IndexBlockIter* Block::NewIndexIterator(
const Comparator* raw_ucmp, SequenceNumber global_seqno,
IndexBlockIter* iter, Statistics* /*stats*/, bool total_order_seek,
bool have_first_key, bool key_includes_seq, bool value_is_full,
bool block_contents_pinned, BlockPrefixIndex* prefix_index) {
IndexBlockIter* ret_iter;
if (iter != nullptr) {
ret_iter = iter;
} else {
ret_iter = new IndexBlockIter;
}
if (size_ < 2 * sizeof(uint32_t)) {
ret_iter->Invalidate(Status::Corruption("bad block contents"));
return ret_iter;
}
if (num_restarts_ == 0) {
// Empty block.
ret_iter->Invalidate(Status::OK());
return ret_iter;
} else {
BlockPrefixIndex* prefix_index_ptr =
total_order_seek ? nullptr : prefix_index;
ret_iter->Initialize(raw_ucmp, data_, restart_offset_, num_restarts_,
global_seqno, prefix_index_ptr, have_first_key,
key_includes_seq, value_is_full,
block_contents_pinned);
}
return ret_iter;
}
Seek
BlockBasedTableIterator::Seek 的实现如下,我们只保留主干路径:
- 如果条件允许,检查 prefix bloom filter 是否匹配,如果不匹配可以直接返回无效迭代器,跳过后续的 IO 操作
- 用索引进行 Seek,不同索引类型对应不同 read,如
BinarySearchIndexReader、HashIndexReader、PartitionIndexReader,最常见的BinarySearchIndex最终会调用IndexBlockIter::Seek - 根据索引查找结果,决定是否要读取 data block
void BlockBasedTableIterator::SeekImpl(const Slice* target,
bool async_prefetch) {
// ...
// 如果可以用前缀匹配进行判断,且前缀的确不匹配,可以将 Iterator 置为无效,并直接返回
if (target && !CheckPrefixMayMatch(*target, IterDirection::kForward)) {
ResetDataIter();
return;
}
bool need_seek_index = true;
// ...
// 一些情况下 need_seek_index 可以设置为 false
if (need_seek_index) {
if (target) {
index_iter_->Seek(*target);
} else {
index_iter_->SeekToFirst();
}
if (!index_iter_->Valid()) {
ResetDataIter();
return;
}
}
IndexValue v = index_iter_->value();
const bool same_block = block_iter_points_to_real_block_ &&
v.handle.offset() == prev_block_offset_;
if (...) {
// ...
// 一些情况下,根据索引查找结果就不需要再读取 data block
ResetDataIter();
} else {
// Need to use the data block.
if (!same_block) {
if (read_options_.async_io && async_prefetch) {
// ...
// async io优化
} else {
// 初始化data block
InitDataBlock();
}
} else {
// ...
CheckDataBlockWithinUpperBound();
}
// 读取data block
if (target) {
block_iter_.Seek(*target);
} else {
block_iter_.SeekToFirst();
}
FindKeyForward();
}
CheckOutOfBound();
if (target) {
assert(!Valid() || icomp_.Compare(*target, key()) <= 0);
}
}
- 前缀布隆过滤器匹配
check_filter_ 就是指是否要检查 prefix bloom filter 匹配,即 BlockBasedTable::NewIterator 构造的第五个参数,当 total_order_seek 为 true 且 prefix_extractor 不为空时,就可以通过 SST 文件中的前缀布隆过滤器进行检查。
bool CheckPrefixMayMatch(const Slice& ikey, IterDirection direction) {
if (need_upper_bound_check_ && direction == IterDirection::kBackward) {
// Upper bound check isn't sufficient for backward direction to
// guarantee the same result as total order, so disable prefix
// check.
return true;
}
if (check_filter_ && !table_->PrefixRangeMayMatch(
ikey, read_options_, prefix_extractor_,
need_upper_bound_check_, &lookup_context_)) {
// TODO remember the iterator is invalidated because of prefix
// match.

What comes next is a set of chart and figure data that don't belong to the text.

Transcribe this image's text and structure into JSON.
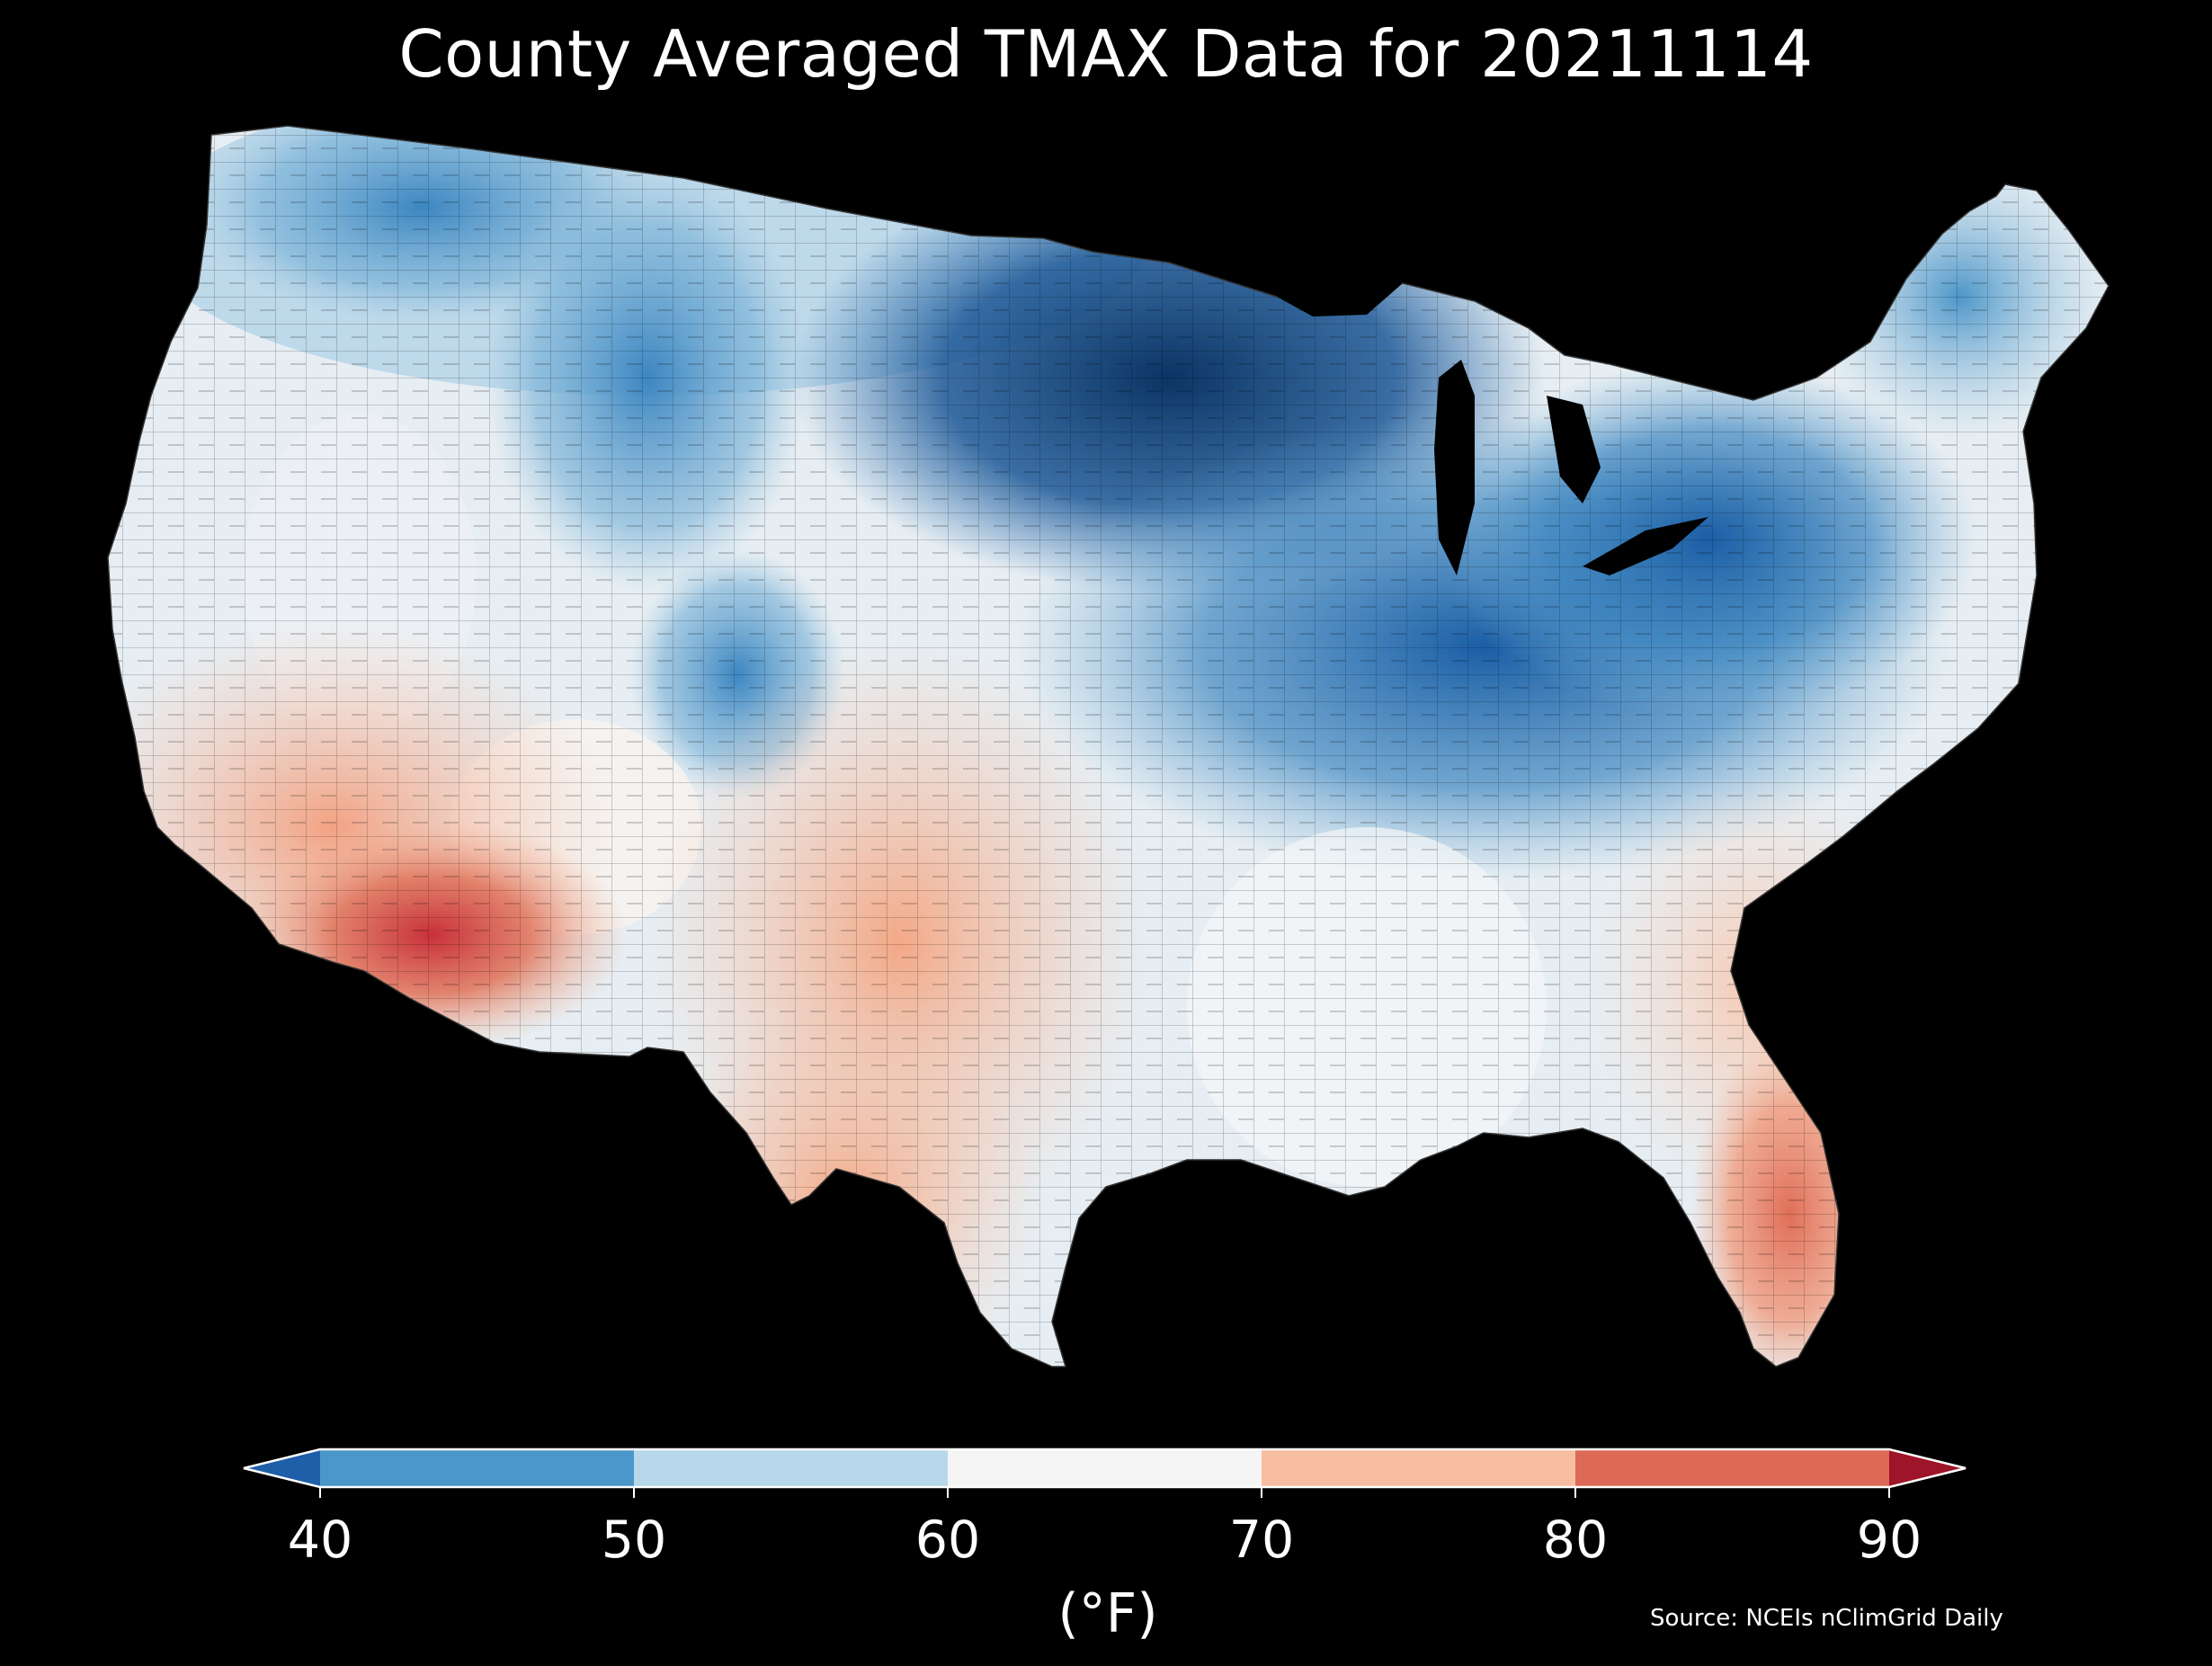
{
  "title": "County Averaged TMAX Data for 20211114",
  "colorbar": {
    "ticks": [
      "40",
      "50",
      "60",
      "70",
      "80",
      "90"
    ],
    "unit": "(°F)",
    "colors": {
      "under": "#1f5ea8",
      "bins": [
        "#4b97c9",
        "#b7d8ea",
        "#f5f5f5",
        "#f8bea1",
        "#dc6a57"
      ],
      "over": "#9e1428"
    }
  },
  "source": "Source: NCEIs nClimGrid Daily",
  "map_colors": {
    "deep_blue": "#0b3463",
    "mid_blue": "#2a71b2",
    "light_blue": "#9cc7e0",
    "pale_blue": "#dfeaf2",
    "white": "#f6f3f1",
    "peach": "#f6b89a",
    "salmon": "#e9866c",
    "red": "#c8303a"
  }
}
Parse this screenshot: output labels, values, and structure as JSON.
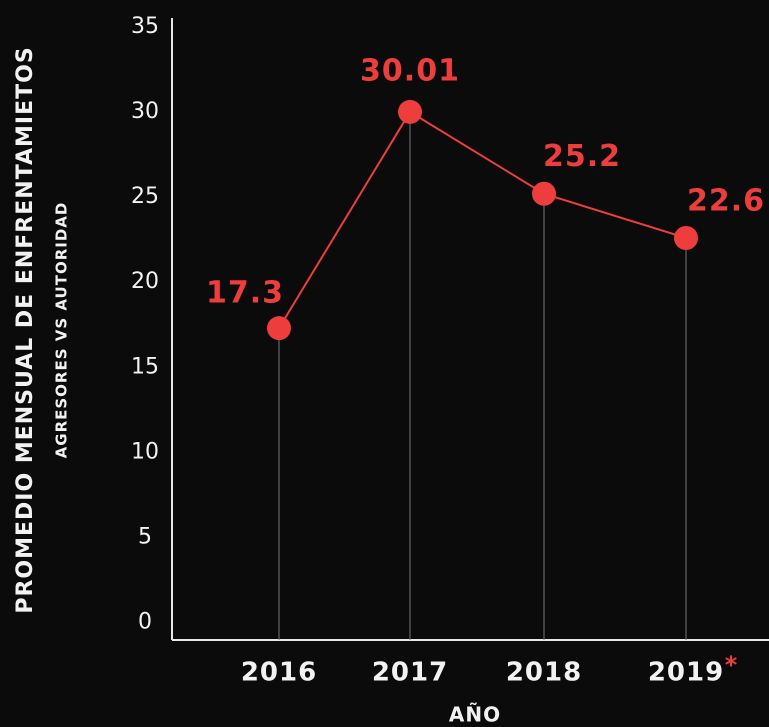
{
  "chart_data": {
    "type": "line",
    "y_label": "PROMEDIO MENSUAL DE ENFRENTAMIETOS",
    "y_sublabel": "AGRESORES VS AUTORIDAD",
    "x_label": "AÑO",
    "categories": [
      "2016",
      "2017",
      "2018",
      "2019"
    ],
    "footnote_marker": "*",
    "series": [
      {
        "name": null,
        "color": "#ee3d3d",
        "values": [
          17.3,
          30.01,
          25.2,
          22.6
        ]
      }
    ],
    "ylim": [
      -1,
      35.5
    ],
    "yticks": [
      0,
      5,
      10,
      15,
      20,
      25,
      30,
      35
    ],
    "grid": false
  }
}
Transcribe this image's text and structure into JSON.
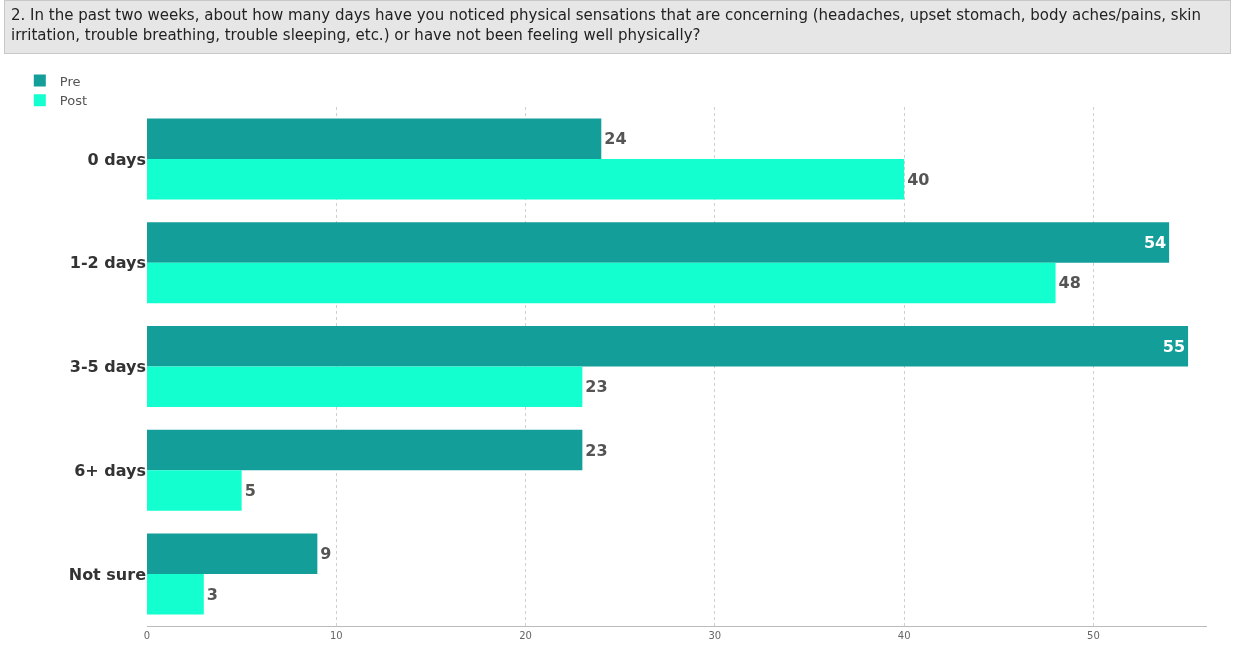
{
  "chart_data": {
    "type": "bar",
    "orientation": "horizontal",
    "title": "2. In the past two weeks, about how many days have you noticed physical sensations that are concerning (headaches, upset stomach, body aches/pains, skin irritation, trouble breathing, trouble sleeping, etc.) or have not been feeling well physically?",
    "categories": [
      "0 days",
      "1-2 days",
      "3-5 days",
      "6+ days",
      "Not sure"
    ],
    "series": [
      {
        "name": "Pre",
        "color": "#139e9a",
        "values": [
          24,
          54,
          55,
          23,
          9
        ]
      },
      {
        "name": "Post",
        "color": "#13ffd0",
        "values": [
          40,
          48,
          23,
          5,
          3
        ]
      }
    ],
    "xlim": [
      0,
      56
    ],
    "xticks": [
      0,
      10,
      20,
      30,
      40,
      50
    ],
    "grid": "x",
    "legend": "top left",
    "data_labels": true
  }
}
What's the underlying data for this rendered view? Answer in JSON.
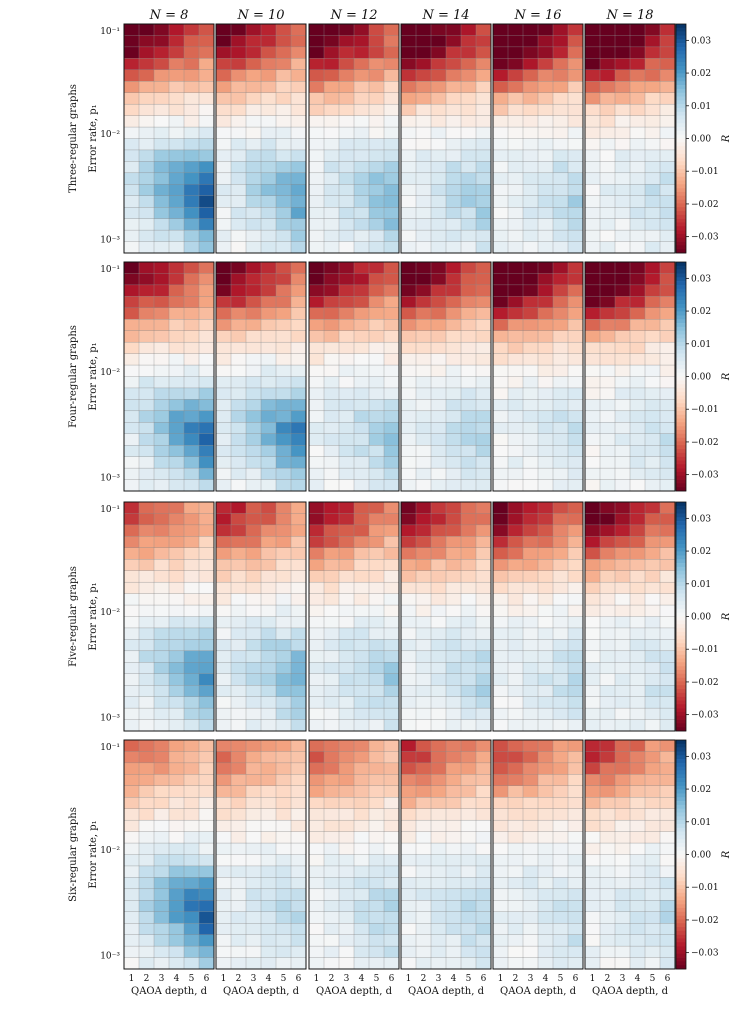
{
  "chart_data": {
    "type": "heatmap",
    "layout": "4 rows x 6 columns of heatmap panels, one colorbar per row",
    "column_titles": [
      "N = 8",
      "N = 10",
      "N = 12",
      "N = 14",
      "N = 16",
      "N = 18"
    ],
    "row_titles": [
      "Three-regular graphs",
      "Four-regular graphs",
      "Five-regular graphs",
      "Six-regular graphs"
    ],
    "x": {
      "label": "QAOA depth, d",
      "values": [
        1,
        2,
        3,
        4,
        5,
        6
      ],
      "tick_labels": [
        "1",
        "2",
        "3",
        "4",
        "5",
        "6"
      ]
    },
    "y": {
      "label": "Error rate, p₁",
      "scale": "log",
      "range": [
        0.001,
        0.1
      ],
      "cells": 20,
      "tick_labels": [
        "10⁻¹",
        "10⁻²",
        "10⁻³"
      ]
    },
    "colorbar": {
      "label": "R",
      "range": [
        -0.035,
        0.035
      ],
      "colormap": "RdBu",
      "tick_values": [
        -0.03,
        -0.02,
        -0.01,
        0.0,
        0.01,
        0.02,
        0.03
      ],
      "tick_labels": [
        "−0.03",
        "−0.02",
        "−0.01",
        "0.00",
        "0.01",
        "0.02",
        "0.03"
      ]
    },
    "colormap_stops": [
      "#67001f",
      "#b2182b",
      "#d6604d",
      "#f4a582",
      "#fddbc7",
      "#f7f7f7",
      "#d1e5f0",
      "#92c5de",
      "#4393c3",
      "#2166ac",
      "#053061"
    ],
    "panel_params": [
      [
        {
          "top": -0.032,
          "ridge": 0.03
        },
        {
          "top": -0.03,
          "ridge": 0.018
        },
        {
          "top": -0.034,
          "ridge": 0.016
        },
        {
          "top": -0.037,
          "ridge": 0.012
        },
        {
          "top": -0.04,
          "ridge": 0.01
        },
        {
          "top": -0.042,
          "ridge": 0.008
        }
      ],
      [
        {
          "top": -0.03,
          "ridge": 0.026
        },
        {
          "top": -0.031,
          "ridge": 0.024
        },
        {
          "top": -0.033,
          "ridge": 0.012
        },
        {
          "top": -0.033,
          "ridge": 0.01
        },
        {
          "top": -0.04,
          "ridge": 0.008
        },
        {
          "top": -0.04,
          "ridge": 0.007
        }
      ],
      [
        {
          "top": -0.02,
          "ridge": 0.02
        },
        {
          "top": -0.024,
          "ridge": 0.016
        },
        {
          "top": -0.026,
          "ridge": 0.012
        },
        {
          "top": -0.028,
          "ridge": 0.01
        },
        {
          "top": -0.03,
          "ridge": 0.008
        },
        {
          "top": -0.032,
          "ridge": 0.007
        }
      ],
      [
        {
          "top": -0.016,
          "ridge": 0.028
        },
        {
          "top": -0.016,
          "ridge": 0.01
        },
        {
          "top": -0.018,
          "ridge": 0.01
        },
        {
          "top": -0.022,
          "ridge": 0.01
        },
        {
          "top": -0.02,
          "ridge": 0.008
        },
        {
          "top": -0.022,
          "ridge": 0.008
        }
      ]
    ]
  }
}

This can avoid the upper level file iterator to falsely
// believe the position is the end of the SST file and move to
// the first key of the next file.
ResetDataIter();
return false;
}
return true;
}
相关代码很多,这里只把调用逻辑列出:
BlockBasedTable::PrefixRangeMayMatch
-> FilterBlockReaderCommon<TBlocklike>::RangeMayExist
-> FullFilterBlockReader::PrefixMayMatch
-> FullFilterBlockReader::MayMatch
-> FastLocalBloomBitsReader::MayMatch
- 读取 index block,实际就是对 index block 进行二分查找
void IndexBlockIter::SeekImpl(const Slice& target) {
TEST_SYNC_POINT("IndexBlockIter::Seek:0");
PERF_TIMER_GUARD(block_seek_nanos);
if (data_ == nullptr) { // Not init yet
return;
}
Slice seek_key = target;
if (raw_key_.IsUserKey()) {
seek_key = ExtractUserKey(target);
}
status_ = Status::OK();
uint32_t index = 0;
bool skip_linear_scan = false;
bool ok = false;
if (prefix_index_) {
bool prefix_may_exist = true;
ok = PrefixSeek(target, &index, &prefix_may_exist);
if (!prefix_may_exist) {
// This is to let the caller to distinguish between non-existing prefix,
// and when key is larger than the last key, which both set Valid() to
// false.
current_ = restarts_;
status_ = Status::NotFound();
}
// restart interval must be one when hash search is enabled so the binary
// search simply lands at the right place.
skip_linear_scan = true;
} else if (value_delta_encoded_) {
ok = BinarySeek<DecodeKeyV4>(seek_key, &index, &skip_linear_scan);
} else {
ok = BinarySeek<DecodeKey>(seek_key, &index, &skip_linear_scan);
}
if (!ok) {
return;
}
FindKeyAfterBinarySeek(seek_key, index, skip_linear_scan);
}
- 初始化 data block iterator
void BlockBasedTableIterator::InitDataBlock() {
BlockHandle data_block_handle = index_iter_->value().handle;
if (!block_iter_points_to_real_block_ ||
data_block_handle.offset() != prev_block_offset_ ||
// if previous attempt of reading the block missed cache, try again
block_iter_.status().IsIncomplete()) {
if (block_iter_points_to_real_block_) {
ResetDataIter();
}
auto* rep = table_->get_rep();
bool is_for_compaction =
lookup_context_.caller == TableReaderCaller::kCompaction;
// Prefetch additional data for range scans (iterators).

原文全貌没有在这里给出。